Bugaled Breizh : les juges annoncent la fin de l'instruction

L'avocat des familles va réclamer une investigation complémentaire

L\'épave du chalutier \"Bugaled Breizh\" mis à sec à Brest (Finistère) pour les besoins de l\'enquête, le 15 juillet 2004.
L'épave du chalutier "Bugaled Breizh" mis à sec à Brest (Finistère) pour les besoins de l'enquête, le 15 juillet 2004. (MARCEL MOCHET / AFP)

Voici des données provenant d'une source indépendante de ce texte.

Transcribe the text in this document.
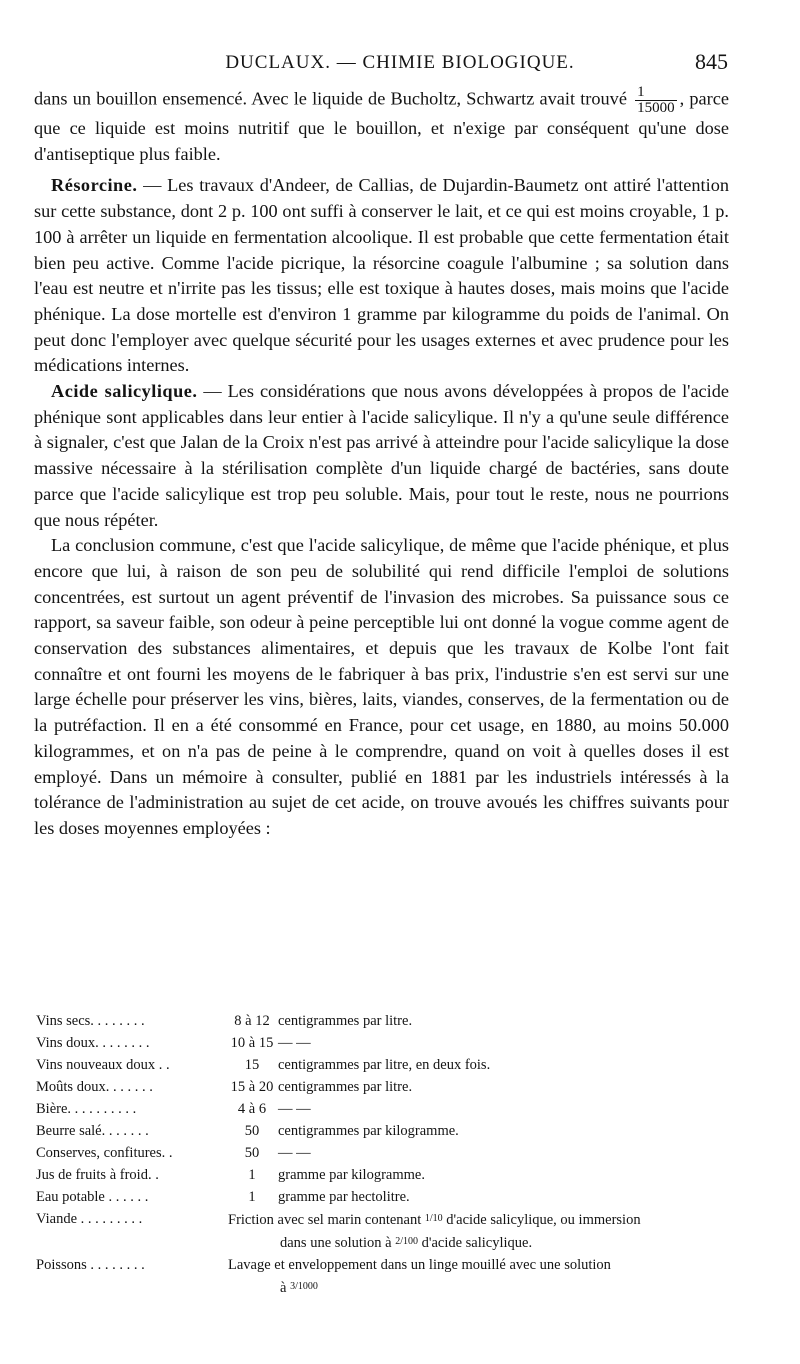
DUCLAUX. — CHIMIE BIOLOGIQUE.	845

dans un bouillon ensemencé. Avec le liquide de Bucholtz, Schwartz avait trouvé $\frac{1}{15000}$ , parce que ce liquide est moins nutritif que le bouillon, et n'exige par conséquent qu'une dose d'antiseptique plus faible.

Résorcine. — Les travaux d'Andeer, de Callias, de Dujardin-Baumetz ont attiré l'attention sur cette substance, dont 2 p. 100 ont suffi à conserver le lait, et ce qui est moins croyable, 1 p. 100 à arrêter un liquide en fermentation alcoolique. Il est probable que cette fermentation était bien peu active. Comme l'acide picrique, la résorcine coagule l'albumine ; sa solution dans l'eau est neutre et n'irrite pas les tissus; elle est toxique à hautes doses, mais moins que l'acide phénique. La dose mortelle est d'environ 1 gramme par kilogramme du poids de l'animal. On peut donc l'employer avec quelque sécurité pour les usages externes et avec prudence pour les médications internes.

Acide salicylique. — Les considérations que nous avons développées à propos de l'acide phénique sont applicables dans leur entier à l'acide salicylique. Il n'y a qu'une seule différence à signaler, c'est que Jalan de la Croix n'est pas arrivé à atteindre pour l'acide salicylique la dose massive nécessaire à la stérilisation complète d'un liquide chargé de bactéries, sans doute parce que l'acide salicylique est trop peu soluble. Mais, pour tout le reste, nous ne pourrions que nous répéter.

La conclusion commune, c'est que l'acide salicylique, de même que l'acide phénique, et plus encore que lui, à raison de son peu de solubilité qui rend difficile l'emploi de solutions concentrées, est surtout un agent préventif de l'invasion des microbes. Sa puissance sous ce rapport, sa saveur faible, son odeur à peine perceptible lui ont donné la vogue comme agent de conservation des substances alimentaires, et depuis que les travaux de Kolbe l'ont fait connaître et ont fourni les moyens de le fabriquer à bas prix, l'industrie s'en est servi sur une large échelle pour préserver les vins, bières, laits, viandes, conserves, de la fermentation ou de la putréfaction. Il en a été consommé en France, pour cet usage, en 1880, au moins 50.000 kilogrammes, et on n'a pas de peine à le comprendre, quand on voit à quelles doses il est employé. Dans un mémoire à consulter, publié en 1881 par les industriels intéressés à la tolérance de l'administration au sujet de cet acide, on trouve avoués les chiffres suivants pour les doses moyennes employées :

Vins secs. . . . . . . .	8 à 12	centigrammes par litre.
Vins doux. . . . . . . .	10 à 15	— —
Vins nouveaux doux . .	15	centigrammes par litre, en deux fois.
Moûts doux. . . . . . .	15 à 20	centigrammes par litre.
Bière. . . . . . . . . .	4 à 6	— —
Beurre salé. . . . . . .	50	centigrammes par kilogramme.
Conserves, confitures. .	50	— —
Jus de fruits à froid. .	1	gramme par kilogramme.
Eau potable . . . . . .	1	gramme par hectolitre.
Viande . . . . . . . . .	Friction avec sel marin contenant $^{1/10}$ d'acide salicylique, ou immersion
dans une solution à $^{2/100}$ d'acide salicylique.	

Poissons . . . . . . . .	Lavage et enveloppement dans un linge mouillé avec une solution
à $^{3/1000}$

La fin de l'enquête est officielle, mais l'avocat des familles ne renonce pas. Les juges nantais chargés d'enquêter sur le naufrage inexpliqué du chalutier breton Bugaled Breizh, en 2004, ont notifié jeudi 4 juillet la fin de l'instruction aux parties civiles. Une demande d'investigation complémentaire va cependant être déposée par leur avocat, Christian Bergot.

Comme l'écrivait le Télégramme, qui a annoncé la nouvelle : "pour la justice et en l'état actuel des choses, il n'y a plus aucune raison de poursuivre l'enquête". Mais les familles ne renoncent pas à chercher à comprendre les causes du naufrage qui a fait cinq morts en quelques secondes, le 15 janvier 2004, au large du cap Lizard, au sud-ouest de l'Angleterre.

Demande d'enquête sur un sous-marin américain

Ainsi que la loi le lui permet dans un délai de trois mois, leur avocat va déposer une demande d'investigation complémentaire en lien avec la thèse, avancée par un expert, de la présence d'un sous-marin américain dans la zone au moment du drame. Il s'agit ainsi, selon l'avocat Christian Bergot, de demander aux juges d'instruction d'interroger l'Etat américain, dont dépendait ce submersible.

Le drame a eu lieu dans zone où se déroulaient au même moment des manœuvres navales de l'Otan et de la marine britannique, impliquant des sous-marins de diverses nationalités. En dépit de l'enquête du BEA Mer, qui a conclu en 2006 à un accident de mer, la responsabilité d'un sous-marin reste la thèse privilégiée par de nombreux marins et des avocats. Le submersible aurait accroché les funes (câbles reliant le bateau à son chalut) du Bugaled, l'entraînant par le fond.